The conclusion of the inquest was that:   Accident
4CIRCUMSTANCES OF THE DEATH  
On 12 October 2023, 56 year old Andrew Story went for a swim in the sea in Rethymno whilst on holiday in Crete. He was only gone for a few minutes when a bystander was seen undertaking CPR on him, on the beach. A post mortem conducted in Greece offered a cause of death as drowning in sea water. A UK post mortem identified drowning but also left ventricular hypertrophy. Mr Story was taken away by ambulance but was sadly confirmed deceased thereafter.
5CORONER’S CONCERNS  
During the course of the investigation my inquiries revealed matters giving rise to concern. In my opinion there is a risk that future deaths could occur unless action is taken. In the circumstances it is my statutory duty to report to you.  
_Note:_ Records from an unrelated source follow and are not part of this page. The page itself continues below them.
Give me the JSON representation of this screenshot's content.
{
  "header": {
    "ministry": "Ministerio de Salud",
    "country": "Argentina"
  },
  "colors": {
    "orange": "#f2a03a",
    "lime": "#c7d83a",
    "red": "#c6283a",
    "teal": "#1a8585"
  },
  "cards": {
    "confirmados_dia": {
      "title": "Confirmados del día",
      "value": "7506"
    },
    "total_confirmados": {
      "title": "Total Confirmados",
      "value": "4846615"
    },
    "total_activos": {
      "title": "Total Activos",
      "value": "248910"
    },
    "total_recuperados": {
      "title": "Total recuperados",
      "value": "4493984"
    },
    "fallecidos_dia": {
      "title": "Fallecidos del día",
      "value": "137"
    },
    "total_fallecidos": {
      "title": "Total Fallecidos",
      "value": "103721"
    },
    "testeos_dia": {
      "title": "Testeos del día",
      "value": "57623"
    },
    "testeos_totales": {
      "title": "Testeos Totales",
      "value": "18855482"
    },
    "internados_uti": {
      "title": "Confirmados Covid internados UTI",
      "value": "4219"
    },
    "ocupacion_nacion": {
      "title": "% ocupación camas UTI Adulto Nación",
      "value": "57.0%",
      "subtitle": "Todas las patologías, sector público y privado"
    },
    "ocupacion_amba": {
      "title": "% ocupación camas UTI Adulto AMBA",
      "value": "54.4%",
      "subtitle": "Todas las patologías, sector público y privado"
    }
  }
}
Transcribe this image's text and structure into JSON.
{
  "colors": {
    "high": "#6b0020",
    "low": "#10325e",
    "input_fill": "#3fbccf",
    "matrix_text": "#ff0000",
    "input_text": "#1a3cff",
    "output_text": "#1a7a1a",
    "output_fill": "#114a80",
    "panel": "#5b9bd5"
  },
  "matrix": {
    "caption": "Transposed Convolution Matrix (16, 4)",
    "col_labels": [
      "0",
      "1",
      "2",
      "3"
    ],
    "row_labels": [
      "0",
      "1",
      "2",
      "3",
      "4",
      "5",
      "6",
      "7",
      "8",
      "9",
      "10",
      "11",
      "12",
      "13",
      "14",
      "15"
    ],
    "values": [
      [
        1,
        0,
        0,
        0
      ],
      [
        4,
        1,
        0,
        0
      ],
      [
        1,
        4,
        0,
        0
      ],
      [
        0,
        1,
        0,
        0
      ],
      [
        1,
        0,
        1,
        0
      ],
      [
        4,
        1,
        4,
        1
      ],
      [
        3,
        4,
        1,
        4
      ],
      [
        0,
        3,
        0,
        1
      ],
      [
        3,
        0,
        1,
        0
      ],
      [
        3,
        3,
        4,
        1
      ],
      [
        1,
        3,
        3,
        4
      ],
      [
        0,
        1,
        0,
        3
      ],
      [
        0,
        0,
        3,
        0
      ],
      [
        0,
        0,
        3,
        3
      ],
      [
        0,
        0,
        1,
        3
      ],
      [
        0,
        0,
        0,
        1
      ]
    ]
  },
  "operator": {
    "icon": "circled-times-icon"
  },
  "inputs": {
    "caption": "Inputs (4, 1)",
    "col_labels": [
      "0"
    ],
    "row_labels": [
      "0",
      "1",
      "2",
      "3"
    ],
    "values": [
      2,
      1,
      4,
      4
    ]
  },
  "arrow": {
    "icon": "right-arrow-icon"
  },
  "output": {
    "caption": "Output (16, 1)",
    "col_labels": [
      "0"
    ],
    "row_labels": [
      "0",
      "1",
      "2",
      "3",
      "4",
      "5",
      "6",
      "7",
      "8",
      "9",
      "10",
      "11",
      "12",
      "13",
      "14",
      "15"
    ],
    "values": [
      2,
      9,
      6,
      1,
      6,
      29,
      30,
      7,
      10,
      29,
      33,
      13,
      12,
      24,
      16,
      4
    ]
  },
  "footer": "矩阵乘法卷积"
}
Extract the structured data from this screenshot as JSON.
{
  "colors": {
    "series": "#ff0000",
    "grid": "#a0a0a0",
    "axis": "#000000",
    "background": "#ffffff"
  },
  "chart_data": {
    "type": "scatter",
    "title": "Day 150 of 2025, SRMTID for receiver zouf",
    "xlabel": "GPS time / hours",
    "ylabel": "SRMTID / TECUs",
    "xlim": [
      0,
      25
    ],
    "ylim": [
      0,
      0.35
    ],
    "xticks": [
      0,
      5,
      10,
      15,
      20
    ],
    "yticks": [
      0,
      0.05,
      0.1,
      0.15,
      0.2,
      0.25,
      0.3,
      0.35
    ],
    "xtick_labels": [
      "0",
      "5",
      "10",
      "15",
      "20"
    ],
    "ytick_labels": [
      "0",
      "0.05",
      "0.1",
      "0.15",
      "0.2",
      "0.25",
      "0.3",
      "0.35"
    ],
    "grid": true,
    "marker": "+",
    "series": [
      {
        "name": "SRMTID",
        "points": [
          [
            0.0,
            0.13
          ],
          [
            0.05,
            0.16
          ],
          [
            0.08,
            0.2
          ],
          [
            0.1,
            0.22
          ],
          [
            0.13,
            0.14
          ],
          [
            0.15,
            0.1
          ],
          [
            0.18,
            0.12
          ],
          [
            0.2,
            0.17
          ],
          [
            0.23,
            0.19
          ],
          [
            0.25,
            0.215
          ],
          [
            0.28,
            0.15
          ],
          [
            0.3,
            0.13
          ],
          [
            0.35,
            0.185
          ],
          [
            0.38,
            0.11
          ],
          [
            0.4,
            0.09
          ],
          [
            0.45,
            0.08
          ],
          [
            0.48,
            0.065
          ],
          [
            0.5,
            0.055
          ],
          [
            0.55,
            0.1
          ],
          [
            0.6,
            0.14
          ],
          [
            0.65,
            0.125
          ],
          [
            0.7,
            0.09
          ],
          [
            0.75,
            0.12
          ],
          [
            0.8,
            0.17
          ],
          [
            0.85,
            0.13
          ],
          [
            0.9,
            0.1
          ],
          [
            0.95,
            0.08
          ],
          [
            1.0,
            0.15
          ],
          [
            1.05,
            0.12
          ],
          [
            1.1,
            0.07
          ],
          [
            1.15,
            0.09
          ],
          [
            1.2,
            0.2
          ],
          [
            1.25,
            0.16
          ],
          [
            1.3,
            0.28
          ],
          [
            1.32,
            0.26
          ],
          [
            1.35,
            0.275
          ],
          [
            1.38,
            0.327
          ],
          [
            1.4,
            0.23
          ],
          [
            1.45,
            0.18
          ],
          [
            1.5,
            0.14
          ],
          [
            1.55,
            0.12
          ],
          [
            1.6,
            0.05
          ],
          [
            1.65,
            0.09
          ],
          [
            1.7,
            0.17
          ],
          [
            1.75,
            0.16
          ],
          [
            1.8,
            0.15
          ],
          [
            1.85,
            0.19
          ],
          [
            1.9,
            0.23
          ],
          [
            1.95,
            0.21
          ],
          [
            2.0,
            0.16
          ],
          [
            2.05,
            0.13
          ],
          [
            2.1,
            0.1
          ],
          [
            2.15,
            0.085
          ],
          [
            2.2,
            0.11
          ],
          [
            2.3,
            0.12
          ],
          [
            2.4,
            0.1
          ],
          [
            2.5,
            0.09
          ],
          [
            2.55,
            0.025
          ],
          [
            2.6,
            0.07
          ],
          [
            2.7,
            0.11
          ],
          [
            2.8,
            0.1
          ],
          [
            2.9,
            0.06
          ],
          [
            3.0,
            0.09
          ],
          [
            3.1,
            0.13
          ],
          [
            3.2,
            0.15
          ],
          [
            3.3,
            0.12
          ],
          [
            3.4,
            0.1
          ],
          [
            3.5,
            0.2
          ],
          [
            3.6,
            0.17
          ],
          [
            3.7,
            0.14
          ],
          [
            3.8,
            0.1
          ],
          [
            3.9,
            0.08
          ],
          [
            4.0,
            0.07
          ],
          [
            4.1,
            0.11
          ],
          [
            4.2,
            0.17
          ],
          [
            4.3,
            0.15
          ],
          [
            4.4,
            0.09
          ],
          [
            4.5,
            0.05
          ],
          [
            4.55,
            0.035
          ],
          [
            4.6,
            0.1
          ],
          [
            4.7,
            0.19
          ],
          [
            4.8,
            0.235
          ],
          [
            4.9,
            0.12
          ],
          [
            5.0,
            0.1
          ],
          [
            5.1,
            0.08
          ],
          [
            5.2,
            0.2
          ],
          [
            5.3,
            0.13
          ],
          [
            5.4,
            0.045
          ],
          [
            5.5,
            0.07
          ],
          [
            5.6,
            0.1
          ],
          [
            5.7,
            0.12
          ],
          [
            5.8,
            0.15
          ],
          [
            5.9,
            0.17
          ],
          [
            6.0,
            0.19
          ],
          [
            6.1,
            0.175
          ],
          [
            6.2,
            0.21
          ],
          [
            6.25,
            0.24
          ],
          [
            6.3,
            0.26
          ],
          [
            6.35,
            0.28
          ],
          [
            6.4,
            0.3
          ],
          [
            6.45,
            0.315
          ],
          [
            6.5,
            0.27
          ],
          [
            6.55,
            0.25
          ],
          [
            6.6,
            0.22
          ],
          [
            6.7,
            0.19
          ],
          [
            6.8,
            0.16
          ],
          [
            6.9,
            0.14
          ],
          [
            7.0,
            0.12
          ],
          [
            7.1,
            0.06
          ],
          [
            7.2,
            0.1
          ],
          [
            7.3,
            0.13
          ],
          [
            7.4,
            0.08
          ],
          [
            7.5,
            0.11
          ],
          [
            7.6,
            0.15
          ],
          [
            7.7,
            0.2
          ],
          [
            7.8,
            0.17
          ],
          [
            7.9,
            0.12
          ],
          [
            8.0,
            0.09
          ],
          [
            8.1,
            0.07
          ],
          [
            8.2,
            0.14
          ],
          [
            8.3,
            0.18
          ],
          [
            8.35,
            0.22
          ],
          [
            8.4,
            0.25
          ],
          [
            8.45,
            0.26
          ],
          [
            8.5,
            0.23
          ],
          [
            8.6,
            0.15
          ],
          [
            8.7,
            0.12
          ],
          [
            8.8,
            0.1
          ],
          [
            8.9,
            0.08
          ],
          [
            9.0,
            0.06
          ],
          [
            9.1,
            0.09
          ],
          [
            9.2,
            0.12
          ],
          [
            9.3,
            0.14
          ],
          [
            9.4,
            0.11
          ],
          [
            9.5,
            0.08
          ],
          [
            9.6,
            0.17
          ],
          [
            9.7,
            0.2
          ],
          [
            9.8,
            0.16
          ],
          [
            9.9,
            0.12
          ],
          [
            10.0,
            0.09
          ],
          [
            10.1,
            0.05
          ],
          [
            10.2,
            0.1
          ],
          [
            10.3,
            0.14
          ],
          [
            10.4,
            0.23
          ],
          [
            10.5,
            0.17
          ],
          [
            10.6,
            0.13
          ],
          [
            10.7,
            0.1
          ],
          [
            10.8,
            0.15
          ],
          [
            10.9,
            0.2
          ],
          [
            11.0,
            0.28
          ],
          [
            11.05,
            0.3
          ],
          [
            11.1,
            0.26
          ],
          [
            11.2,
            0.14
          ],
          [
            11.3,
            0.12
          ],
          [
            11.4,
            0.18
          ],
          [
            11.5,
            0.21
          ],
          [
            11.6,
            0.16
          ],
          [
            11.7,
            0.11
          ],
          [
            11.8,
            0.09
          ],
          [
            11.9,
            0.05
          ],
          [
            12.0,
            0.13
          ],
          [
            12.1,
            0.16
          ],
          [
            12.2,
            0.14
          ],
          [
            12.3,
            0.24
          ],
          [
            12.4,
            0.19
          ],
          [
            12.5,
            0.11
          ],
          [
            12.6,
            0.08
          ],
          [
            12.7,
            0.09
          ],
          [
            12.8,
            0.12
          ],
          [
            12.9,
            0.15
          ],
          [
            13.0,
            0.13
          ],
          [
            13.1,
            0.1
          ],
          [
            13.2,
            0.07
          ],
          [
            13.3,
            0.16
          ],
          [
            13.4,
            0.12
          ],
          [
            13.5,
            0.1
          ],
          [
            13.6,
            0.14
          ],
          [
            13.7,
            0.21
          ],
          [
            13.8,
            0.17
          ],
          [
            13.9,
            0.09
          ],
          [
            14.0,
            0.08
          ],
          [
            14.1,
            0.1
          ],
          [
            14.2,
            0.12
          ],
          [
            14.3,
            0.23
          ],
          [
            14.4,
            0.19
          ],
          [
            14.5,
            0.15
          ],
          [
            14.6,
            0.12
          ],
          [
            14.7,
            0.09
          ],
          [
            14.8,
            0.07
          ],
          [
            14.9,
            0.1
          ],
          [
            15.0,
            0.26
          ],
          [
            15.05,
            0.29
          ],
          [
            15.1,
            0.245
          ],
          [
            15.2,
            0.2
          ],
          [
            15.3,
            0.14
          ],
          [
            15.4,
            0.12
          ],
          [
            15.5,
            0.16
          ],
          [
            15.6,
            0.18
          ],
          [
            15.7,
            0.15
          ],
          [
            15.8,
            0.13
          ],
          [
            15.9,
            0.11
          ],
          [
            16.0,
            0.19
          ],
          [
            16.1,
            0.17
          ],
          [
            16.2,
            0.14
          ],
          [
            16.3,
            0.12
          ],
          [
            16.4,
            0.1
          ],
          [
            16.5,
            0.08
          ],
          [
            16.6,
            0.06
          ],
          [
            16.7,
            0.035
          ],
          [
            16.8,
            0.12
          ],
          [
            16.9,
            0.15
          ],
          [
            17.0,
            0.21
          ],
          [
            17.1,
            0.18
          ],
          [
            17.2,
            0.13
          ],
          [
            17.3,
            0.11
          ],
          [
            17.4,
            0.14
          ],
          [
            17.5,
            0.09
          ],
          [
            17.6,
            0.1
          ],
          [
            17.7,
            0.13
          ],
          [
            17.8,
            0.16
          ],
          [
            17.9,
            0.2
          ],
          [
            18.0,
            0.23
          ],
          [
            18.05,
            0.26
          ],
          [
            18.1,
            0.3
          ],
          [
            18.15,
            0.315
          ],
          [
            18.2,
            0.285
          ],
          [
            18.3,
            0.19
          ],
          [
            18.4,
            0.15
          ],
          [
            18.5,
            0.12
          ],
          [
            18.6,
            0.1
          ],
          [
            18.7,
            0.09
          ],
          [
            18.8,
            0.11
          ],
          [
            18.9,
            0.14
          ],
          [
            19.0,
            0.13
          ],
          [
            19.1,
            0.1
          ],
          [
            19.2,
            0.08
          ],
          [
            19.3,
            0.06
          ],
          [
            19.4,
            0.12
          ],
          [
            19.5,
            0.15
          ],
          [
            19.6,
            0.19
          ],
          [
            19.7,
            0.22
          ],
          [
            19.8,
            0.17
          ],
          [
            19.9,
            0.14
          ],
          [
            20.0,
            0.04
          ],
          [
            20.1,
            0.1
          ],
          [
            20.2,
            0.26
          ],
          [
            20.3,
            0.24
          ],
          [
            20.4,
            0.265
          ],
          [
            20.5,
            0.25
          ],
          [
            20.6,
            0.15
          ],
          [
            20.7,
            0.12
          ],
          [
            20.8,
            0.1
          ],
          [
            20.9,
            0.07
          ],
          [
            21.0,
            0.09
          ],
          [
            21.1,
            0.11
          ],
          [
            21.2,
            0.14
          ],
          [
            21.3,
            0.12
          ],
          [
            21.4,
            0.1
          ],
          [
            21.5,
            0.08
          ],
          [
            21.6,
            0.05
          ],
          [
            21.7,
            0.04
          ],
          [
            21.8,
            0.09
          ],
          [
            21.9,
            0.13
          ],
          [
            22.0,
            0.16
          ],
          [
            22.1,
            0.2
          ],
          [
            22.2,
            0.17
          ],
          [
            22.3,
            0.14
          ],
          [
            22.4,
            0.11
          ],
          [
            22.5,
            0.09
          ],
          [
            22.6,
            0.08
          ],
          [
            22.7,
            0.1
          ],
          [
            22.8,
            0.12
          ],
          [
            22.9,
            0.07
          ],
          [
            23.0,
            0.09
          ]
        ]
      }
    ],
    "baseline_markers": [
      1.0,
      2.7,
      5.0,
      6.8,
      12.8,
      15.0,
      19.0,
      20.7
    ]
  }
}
The MATTERS OF CONCERN are as follows:
‘It was understood that the Greek Coroner had informed bereaved family members that the sea was particularly rough in Rethymno, Crete and had no lifeguards on duty between 31 August and the end of the summer season. This coincided with tourist season making the use of that beach and sea for swimming generally, and particularly unsafe in the absence of red warning markers, signs or flags
6ACTION SHOULD BE TAKEN  
In my opinion action should be taken to prevent future deaths and I believe you (and/or your organisation) have the power to take such action.
7YOUR RESPONSE
You are under a duty to respond to this report within 56 days of the date of this report, namely by August 26, 2024. I, the coroner, may extend the period.
 
Your response must contain details of action taken or proposed to be taken, setting out the timetable for action. Otherwise you must explain why no action is proposed.
8COPIES and PUBLICATION
I have sent a copy of my report to the Chief Coroner and to the following Interested Persons
 
I have also sent it to
 
who may find it useful or of interest.
 
I am also under a duty to send a copy of your response to the Chief Coroner and all interested persons who in my opinion should receive it.
 
I may also send a copy of your response to any person who I believe may find it useful or of interest.
 
The Chief Coroner may publish either or both in a complete or redacted or summary form. He may send a copy of this report to any person who he believes may find it useful or of interest.
 
You may make representations to me, the coroner, at the time of your response about the release or the publication of your response by the Chief Coroner.